Domingo, 10 de Abril de 2005
verdade acima de tudo
Acto de coragem. Nas primeiras declarações, o futuro ministro das Finanças limitou-se a assumir que a consolidação das finanças públicas é inevitável. E não são possíveis duas interpretações ao que ele disse: para atacar as causas estruturais da crise orçamental, aumentar impostos é a forma de preservar a essência do modelo de vida que temos.
Não há volta a dar.

Foi um acto de coragem, porque não precisava de ter assumido tal inevitabilidade. Disse o óbvio, que nenhum cenário se pode excluir. Mas muitos dos novos apóstolos das finanças públicas saudáveis não gostam do óbvio.

Por isso explicam as suas fórmulas sedutoras para atacar o problema: menos Ministérios, com gabinetes mais enxutos, a poupar nas contas de telemóvel e coisas do género.

Há que acabar, de uma vez por todas, com este mito: não é nos 2000 milhões de euros de gastos de funcionamento que se faz a consolidação do Orçamento. E é estranho ver muito boa gente, que até anda há muito a denunciar a rigidez das despesas públicas, embarcar facilmente neste equívoco de que é aqui, no automóvel e nas fotocópias dos outros quinze ministros, que o titular das Finanças vai equilibrar o Orçamento.

Sem dúvida que é simbólico. Dar o exemplo fica sempre bem. Podem até os ministros ir de eléctrico para o trabalho. Podiam até ser menos que 16, o número de ministros neste Governo. Podiam e deviam. Por razões de eficiência. Não por causa do défice.

A missão de Campos e Cunha é aquela que algum dos anteriores ministros não conseguiu ou ousou: reformar a despesa. Obriga, agora e sempre, a começar pelo Estado.

Congelar salários dos funcionários é emergência. Despedir é impossível. Reformar por antecipação nada resolve. Mas muito ajudaria alterar profundamente as condições em que os nossos funcionários públicos se reformam.

Quem trabalha no Estado vai para a reforma com o valor do último salário. É injusto: para os outros portugueses conta toda a carreira contributiva. É inédito: nenhum funcionário público do mundo tem esse privilégio. E é insustentável: as despesas da CGA crescem 20% ao ano. O PS pode verificar a conta, porque era de 2.000 milhões quando saiu do Governo e agora está quase nos 3.300 milhões.

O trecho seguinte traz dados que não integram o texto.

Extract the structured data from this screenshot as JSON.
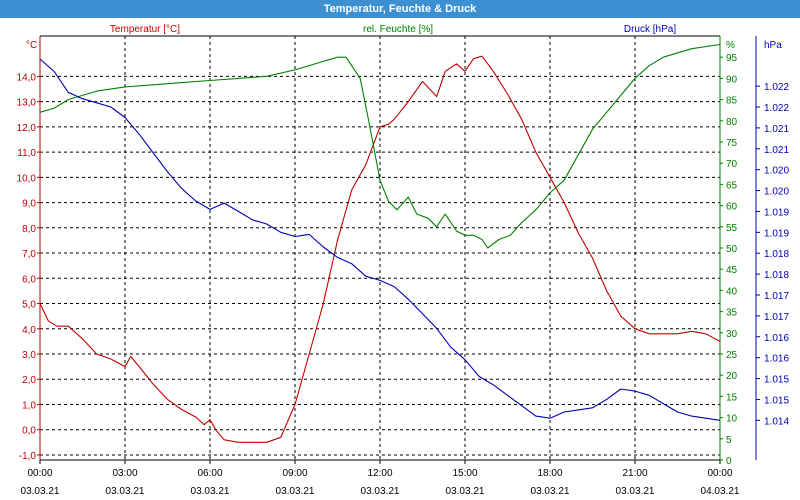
{
  "window_title": "Temperatur, Feuchte & Druck",
  "colors": {
    "temperature": "#c00000",
    "humidity": "#008000",
    "pressure": "#0000b4",
    "titlebar": "#3c8fd1",
    "grid": "#000000"
  },
  "chart_data": {
    "type": "line",
    "title": "Temperatur, Feuchte & Druck",
    "grid": true,
    "x_ticks": [
      {
        "time": "00:00",
        "date": "03.03.21"
      },
      {
        "time": "03:00",
        "date": "03.03.21"
      },
      {
        "time": "06:00",
        "date": "03.03.21"
      },
      {
        "time": "09:00",
        "date": "03.03.21"
      },
      {
        "time": "12:00",
        "date": "03.03.21"
      },
      {
        "time": "15:00",
        "date": "03.03.21"
      },
      {
        "time": "18:00",
        "date": "03.03.21"
      },
      {
        "time": "21:00",
        "date": "03.03.21"
      },
      {
        "time": "00:00",
        "date": "04.03.21"
      }
    ],
    "x_range_hours": [
      0,
      24
    ],
    "axes": {
      "left": {
        "label": "Temperatur [°C]",
        "unit": "°C",
        "range": [
          -1.2,
          15.6
        ],
        "ticks": [
          "14,0",
          "13,0",
          "12,0",
          "11,0",
          "10,0",
          "9,0",
          "8,0",
          "7,0",
          "6,0",
          "5,0",
          "4,0",
          "3,0",
          "2,0",
          "1,0",
          "0,0",
          "-1,0"
        ],
        "tick_values": [
          14,
          13,
          12,
          11,
          10,
          9,
          8,
          7,
          6,
          5,
          4,
          3,
          2,
          1,
          0,
          -1
        ]
      },
      "right1": {
        "label": "rel. Feuchte [%]",
        "unit": "%",
        "range": [
          0,
          100
        ],
        "ticks": [
          "95",
          "90",
          "85",
          "80",
          "75",
          "70",
          "65",
          "60",
          "55",
          "50",
          "45",
          "40",
          "35",
          "30",
          "25",
          "20",
          "15",
          "10",
          "5",
          "0"
        ],
        "tick_values": [
          95,
          90,
          85,
          80,
          75,
          70,
          65,
          60,
          55,
          50,
          45,
          40,
          35,
          30,
          25,
          20,
          15,
          10,
          5,
          0
        ]
      },
      "right2": {
        "label": "Druck [hPa]",
        "unit": "hPa",
        "range": [
          1013.55,
          1023.7
        ],
        "ticks": [
          "1.022",
          "1.022",
          "1.021",
          "1.021",
          "1.020",
          "1.020",
          "1.019",
          "1.019",
          "1.018",
          "1.018",
          "1.017",
          "1.017",
          "1.016",
          "1.016",
          "1.015",
          "1.015",
          "1.014"
        ],
        "tick_values": [
          1022.5,
          1022.0,
          1021.5,
          1021.0,
          1020.5,
          1020.0,
          1019.5,
          1019.0,
          1018.5,
          1018.0,
          1017.5,
          1017.0,
          1016.5,
          1016.0,
          1015.5,
          1015.0,
          1014.5
        ]
      }
    },
    "series": [
      {
        "name": "Temperatur [°C]",
        "axis": "left",
        "color": "#c00000",
        "x": [
          0,
          0.3,
          0.6,
          1,
          1.5,
          2,
          2.5,
          3,
          3.2,
          3.5,
          4,
          4.5,
          5,
          5.5,
          5.8,
          6,
          6.2,
          6.5,
          7,
          7.5,
          8,
          8.5,
          9,
          9.5,
          10,
          10.5,
          11,
          11.5,
          12,
          12.3,
          12.5,
          13,
          13.5,
          14,
          14.3,
          14.7,
          15,
          15.3,
          15.6,
          16,
          16.5,
          17,
          17.5,
          18,
          18.5,
          19,
          19.5,
          20,
          20.5,
          21,
          21.5,
          22,
          22.5,
          23,
          23.5,
          24
        ],
        "values": [
          5.0,
          4.3,
          4.1,
          4.1,
          3.6,
          3.0,
          2.8,
          2.5,
          2.9,
          2.5,
          1.8,
          1.2,
          0.8,
          0.5,
          0.2,
          0.4,
          0.0,
          -0.4,
          -0.5,
          -0.5,
          -0.5,
          -0.3,
          1.0,
          3.0,
          5.0,
          7.5,
          9.5,
          10.5,
          12.0,
          12.1,
          12.3,
          13.0,
          13.8,
          13.2,
          14.2,
          14.5,
          14.2,
          14.7,
          14.8,
          14.2,
          13.3,
          12.3,
          11.0,
          10.0,
          9.0,
          7.8,
          6.8,
          5.5,
          4.5,
          4.0,
          3.8,
          3.8,
          3.8,
          3.9,
          3.8,
          3.5
        ]
      },
      {
        "name": "rel. Feuchte [%]",
        "axis": "right1",
        "color": "#008000",
        "x": [
          0,
          0.5,
          1,
          1.5,
          2,
          3,
          4,
          5,
          6,
          7,
          8,
          9,
          10,
          10.5,
          10.8,
          11,
          11.3,
          11.6,
          12,
          12.3,
          12.6,
          13,
          13.3,
          13.7,
          14,
          14.3,
          14.7,
          15,
          15.3,
          15.6,
          15.8,
          16.2,
          16.6,
          17,
          17.5,
          18,
          18.5,
          19,
          19.5,
          20,
          20.5,
          21,
          21.5,
          22,
          23,
          24
        ],
        "values": [
          82,
          83,
          85,
          86,
          87,
          88,
          88.5,
          89,
          89.5,
          90,
          90.5,
          92,
          94,
          95,
          95,
          93,
          90,
          80,
          66,
          61,
          59,
          62,
          58,
          57,
          55,
          58,
          54,
          53,
          53,
          52,
          50,
          52,
          53,
          56,
          59,
          63,
          66,
          72,
          78,
          82,
          86,
          90,
          93,
          95,
          97,
          98
        ]
      },
      {
        "name": "Druck [hPa]",
        "axis": "right2",
        "color": "#0000b4",
        "x": [
          0,
          0.5,
          1,
          1.5,
          2,
          2.5,
          3,
          3.5,
          4,
          4.5,
          5,
          5.5,
          6,
          6.5,
          7,
          7.5,
          8,
          8.5,
          9,
          9.5,
          10,
          10.5,
          11,
          11.5,
          12,
          12.5,
          13,
          13.5,
          14,
          14.5,
          15,
          15.5,
          16,
          16.5,
          17,
          17.5,
          18,
          18.5,
          19,
          19.5,
          20,
          20.5,
          21,
          21.5,
          22,
          22.5,
          23,
          23.5,
          24
        ],
        "values": [
          1023.15,
          1022.85,
          1022.35,
          1022.2,
          1022.1,
          1022.0,
          1021.75,
          1021.35,
          1020.9,
          1020.45,
          1020.05,
          1019.75,
          1019.55,
          1019.7,
          1019.5,
          1019.3,
          1019.2,
          1019.0,
          1018.9,
          1018.95,
          1018.65,
          1018.4,
          1018.25,
          1017.95,
          1017.85,
          1017.7,
          1017.4,
          1017.05,
          1016.7,
          1016.25,
          1015.95,
          1015.55,
          1015.35,
          1015.1,
          1014.85,
          1014.6,
          1014.55,
          1014.7,
          1014.75,
          1014.8,
          1015.0,
          1015.25,
          1015.2,
          1015.1,
          1014.9,
          1014.7,
          1014.6,
          1014.55,
          1014.5
        ]
      }
    ]
  }
}
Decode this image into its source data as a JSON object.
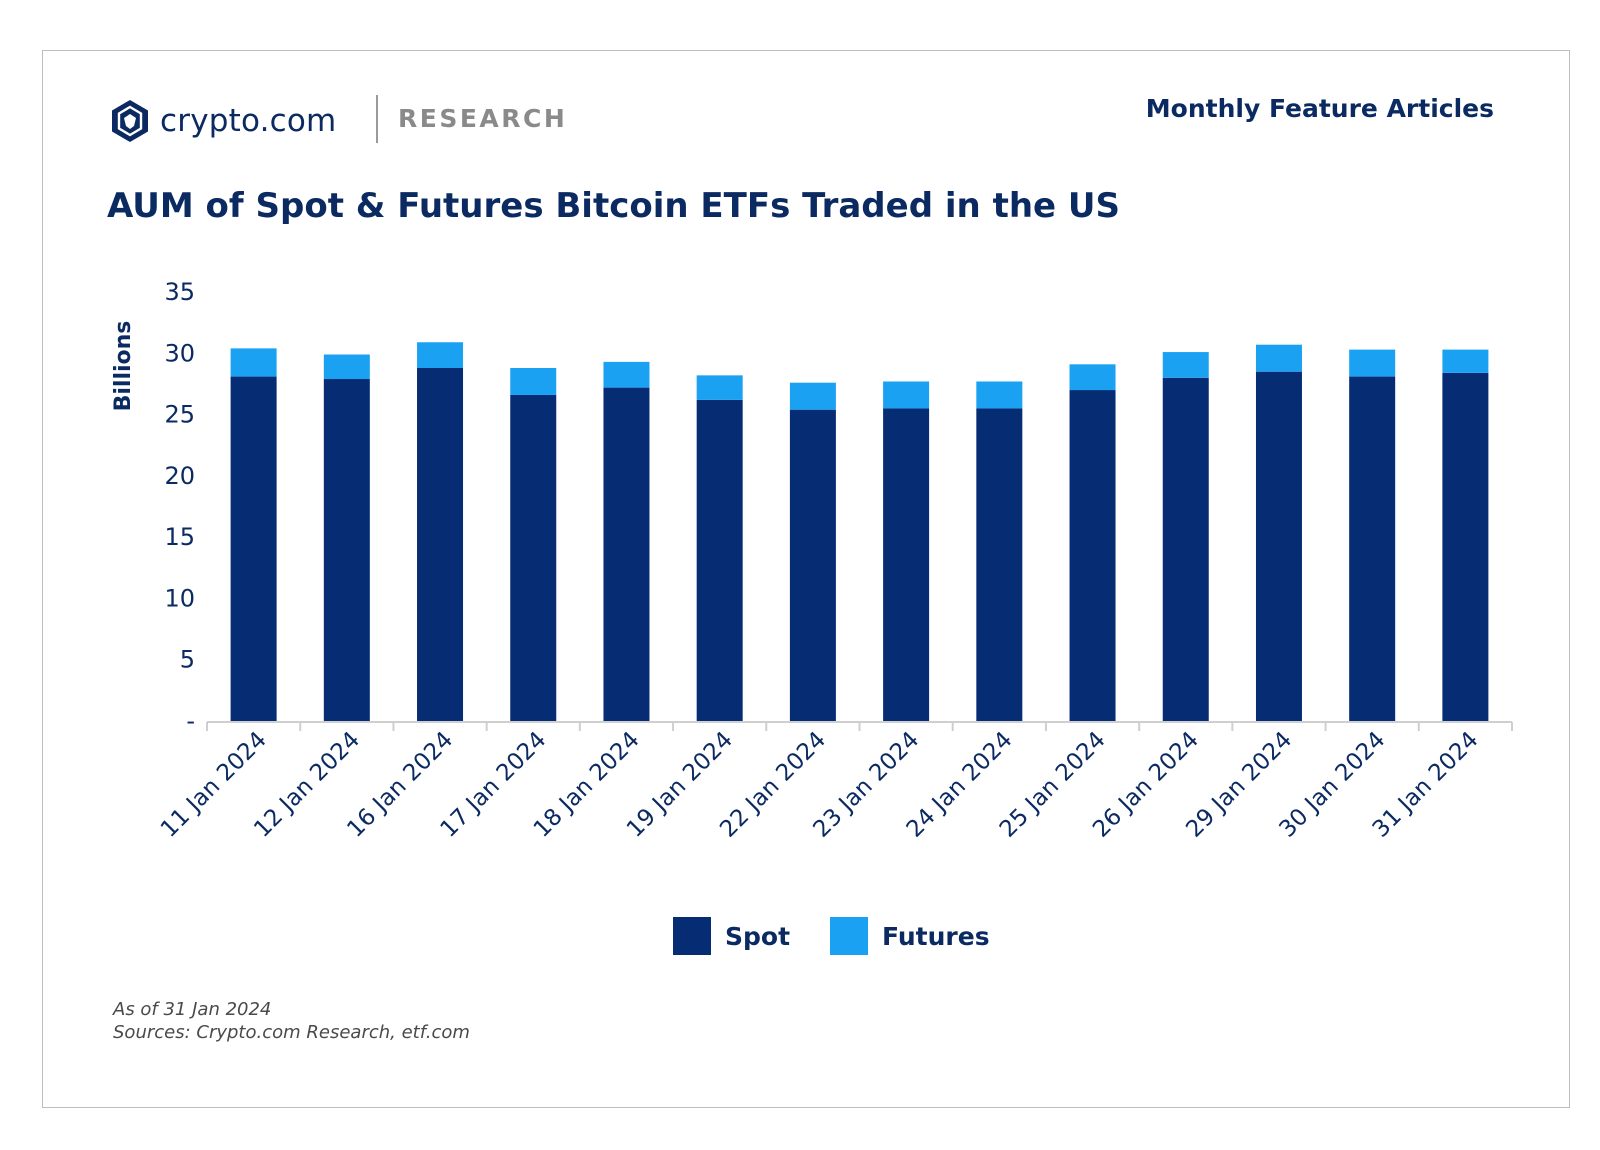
{
  "header": {
    "brand": "crypto.com",
    "section": "RESEARCH",
    "series": "Monthly Feature Articles",
    "logo_icon": "crypto-com-lion-shield-icon"
  },
  "footer": {
    "as_of": "As of 31 Jan 2024",
    "sources": "Sources: Crypto.com Research, etf.com"
  },
  "colors": {
    "spot": "#062c73",
    "futures": "#1ba1f2",
    "text": "#0b2a62",
    "axis": "#cfcfcf"
  },
  "chart_data": {
    "type": "bar",
    "stacked": true,
    "title": "AUM of Spot & Futures Bitcoin ETFs Traded in the US",
    "ylabel": "Billions",
    "xlabel": "",
    "ylim": [
      0,
      35
    ],
    "yticks": [
      0,
      5,
      10,
      15,
      20,
      25,
      30,
      35
    ],
    "ytick_labels": [
      "-",
      "5",
      "10",
      "15",
      "20",
      "25",
      "30",
      "35"
    ],
    "grid": false,
    "legend_position": "bottom-center",
    "categories": [
      "11 Jan 2024",
      "12 Jan 2024",
      "16 Jan 2024",
      "17 Jan 2024",
      "18 Jan 2024",
      "19 Jan 2024",
      "22 Jan 2024",
      "23 Jan 2024",
      "24 Jan 2024",
      "25 Jan 2024",
      "26 Jan 2024",
      "29 Jan 2024",
      "30 Jan 2024",
      "31 Jan 2024"
    ],
    "series": [
      {
        "name": "Spot",
        "color": "#062c73",
        "values": [
          28.1,
          27.9,
          28.8,
          26.6,
          27.2,
          26.2,
          25.4,
          25.5,
          25.5,
          27.0,
          28.0,
          28.5,
          28.1,
          28.4
        ]
      },
      {
        "name": "Futures",
        "color": "#1ba1f2",
        "values": [
          2.3,
          2.0,
          2.1,
          2.2,
          2.1,
          2.0,
          2.2,
          2.2,
          2.2,
          2.1,
          2.1,
          2.2,
          2.2,
          1.9
        ]
      }
    ]
  }
}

Antecipar o que a lei já prevê desde 1993, mas que só terá efeitos práticos a partir de 2028 - fórmula de cálculo igual ao sector privado. É uma medida justa. E com profundo impacto na despesa.

Num sector com duas empresas, o incumbente tem 90% do mercado e beneficia de uma distorção por acção do Estado. O concorrente luta pela sobrevivência, com produtividade mais elevada (130, contra 100 do ex-monopolista). O sector tem, assim, uma produtividade média de 103.

Um novo Governo decide eliminar essa distorção de mercado. O incumbente reage e aumenta a produtividade em 2%. O concorrente mantém. A prazo, invertem posições (quem tinha 90% passa para 10%). A produtividade do sector passa de 103 para 127.

Este exemplo não é meu. Foi apresentado por Luis Cabral há um ano, no Beato, e a sua conclusão é inequívoca: o problema da economia portuguesa não é, afinal, a produtividade. É a falta de concorrência.

Cabral não é só um ilustre desconhecido em Portugal. É, depois de Sérgio Rebelo, o nosso economista mais conhecido no mundo. E dirige o departamento de economia de uma grande universidade dos EUA. A mesma em que se encontrava Manuel Pinho, numa pós-graduação especializada nas teorias de crescimento. Teve de interromper para ser ministro.

Espera-se, portanto, que tenha aprendido a lição. Assim, desfaz um equívoco (o Estado a promover os «campeões nacionais») e tem uma série de medidas tendo em vista o mesmo objectivo: abrir a economia à concorrência. Não é pouco. Comandar, do alto do Ministério, reestruturações de sectores estratégicos, dá mais trabalho e menos resultados.

Mário Lino construiu o monopólio público nas águas e vai para as Obras Públicas. Pelas razões acima expostas, o ministro não deve repetir o equívoco do gestor público.

O Estado não é motor da iniciativa e o investimento público não é o estímulo ao crescimento económico. Os grandes projectos devem ter impacto a prazo.

Um ministro que gere com racionalidade os recursos e fiscalmente responsável é, portanto, um ministro que convence o partido que portagens nas autoestradas, incluindo as Scut, não são assunto para tratar em eleições.

É esta a medida prioritária de Mário Lino, num Governo que, nos próximos quatro anos, não fará outra coisa senão aliviar os impostos que os nossos filhos vão pagar.